Un pesce robotico progettato e sviluppato dagli studenti dell'ETH di Zurigo. Foto: SURF eDNA
Oltre alla sua capacità di mimetizzarsi come un pesce, il veicolo sottomarino autonomo (AUV) Eve è dotato anche di telecamere per le riprese subacquee, nonché di tecnologia sonar che gli consente di evitare gli ostacoli.
I veicoli sottomarini autonomi (AUV) sono inoltre dotati di filtri per raccogliere il DNA dall'ambiente, noto come "eDNA", durante il loro movimento. Queste particelle di eDNA possono essere inviate a un laboratorio per il sequenziamento, al fine di determinare quali specie vivono nell'acqua.
"Tutti gli organismi viventi nell'ambiente rilasciano il loro DNA, quindi c'è del DNA in circolazione che possiamo trovare", ha affermato Martina Lüthi, ricercatrice post-dottorato presso il Politecnico federale di Zurigo (ETH).
Gli studenti sperano che Eve possa fornire agli scienziati un quadro più dettagliato dell'oceano e delle creature che lo abitano. Sebbene copra oltre il 70% della superficie terrestre, gran parte di ciò che si cela nelle sue profondità rimane un mistero.
Strumenti come i veicoli sottomarini autonomi (AUV) e i veicoli a comando remoto vengono sempre più utilizzati per esplorare l'oceano e approfondire la conoscenza degli habitat sottomarini. Ad esempio, la startup californiana Aquaai ha sviluppato un veicolo senza equipaggio simile a un pesce pagliaccio in grado di raccogliere informazioni come i livelli di ossigeno, salinità e pH nei corsi d'acqua. L'anno scorso, uno dei suoi veicoli autonomi ha filmato il pesce alla massima profondità mai raggiunta da una telecamera (8.300 metri).
L'utilizzo dell'eDNA per monitorare la biodiversità è in crescita.

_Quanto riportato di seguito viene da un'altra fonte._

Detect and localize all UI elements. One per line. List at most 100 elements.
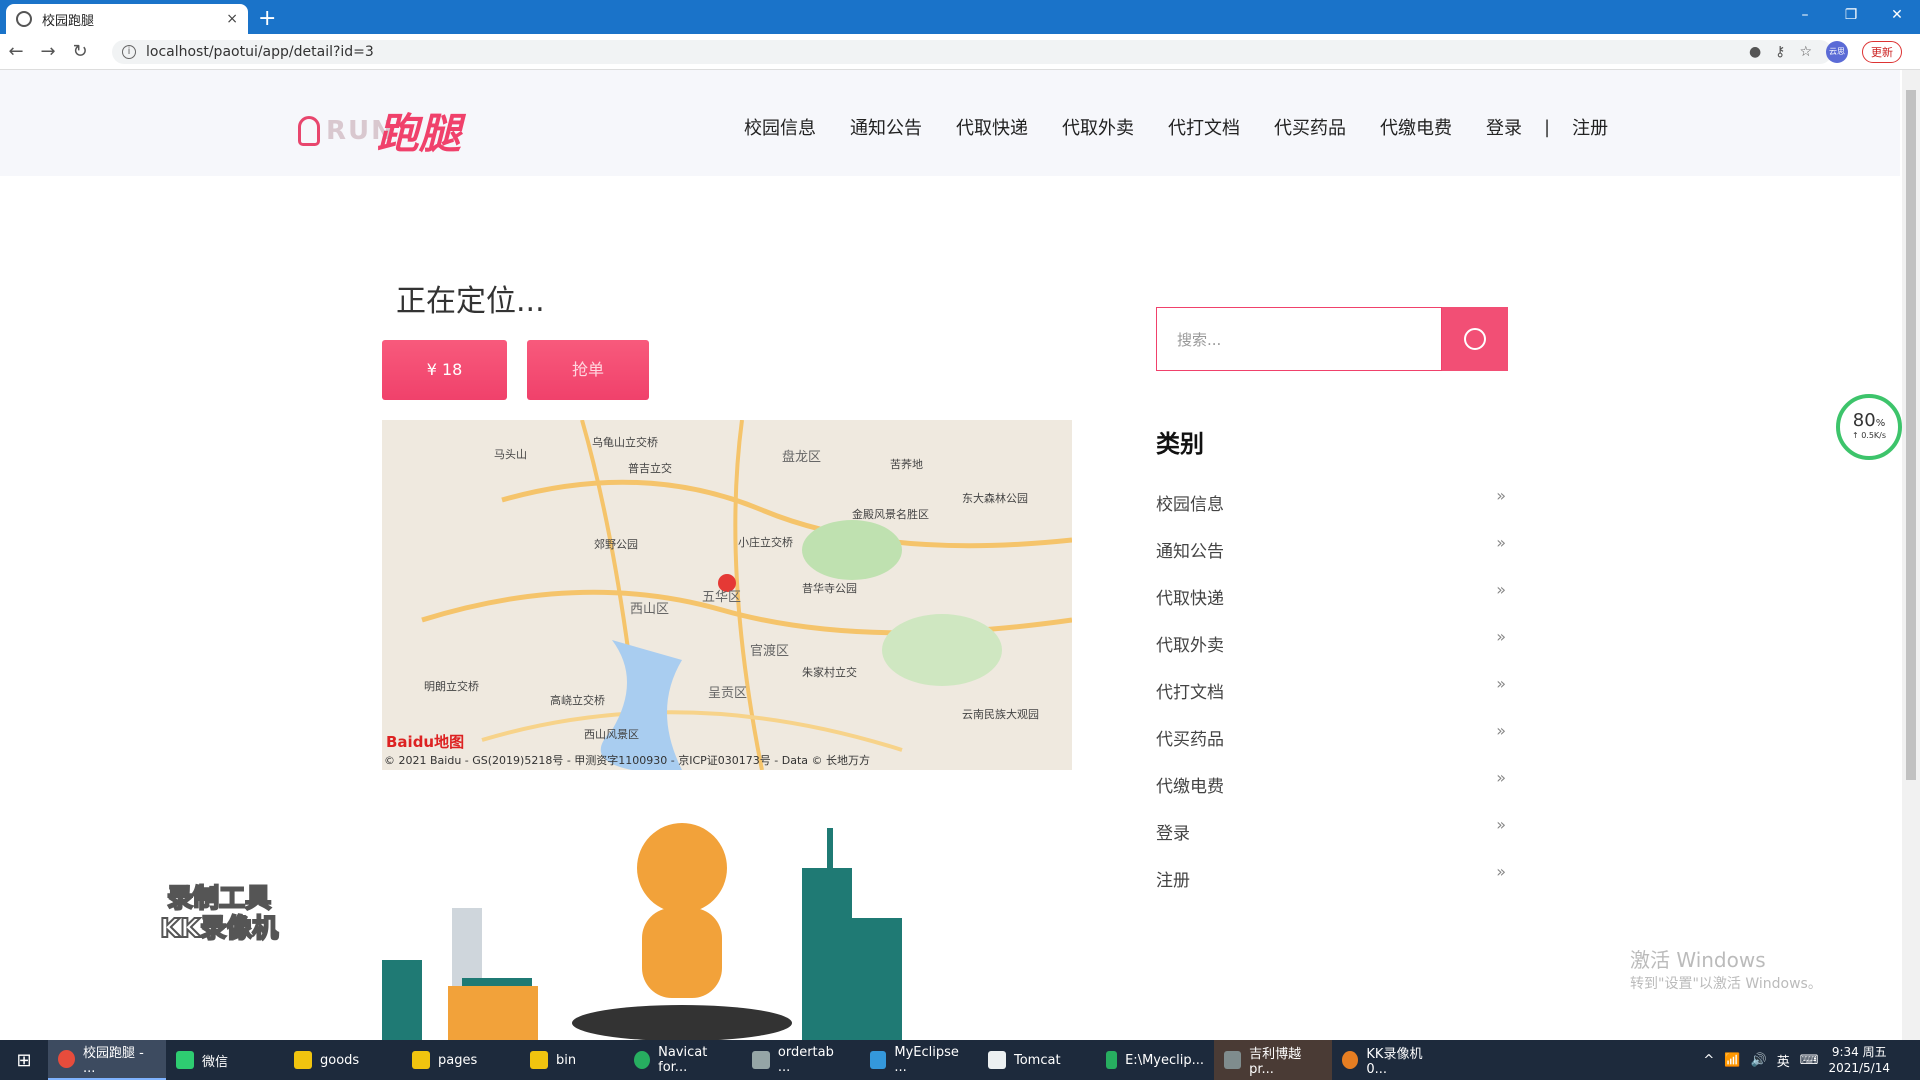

Strumenti più avanzati, in grado di studiare l'ambiente in modo più dettagliato, potrebbero svolgere un ruolo cruciale nella protezione degli oceani, soprattutto in un momento in cui gli habitat oceanici sono minacciati senza precedenti dai cambiamenti climatici, dalla pesca eccessiva e da altre attività umane.
"Vogliamo creare uno strumento affidabile per i biologi", ha affermato Baumann, aggiungendo di sperare che un giorno possano ampliare la portata della loro tecnologia in modo che qualsiasi scienziato che desideri utilizzarla possa accedervi.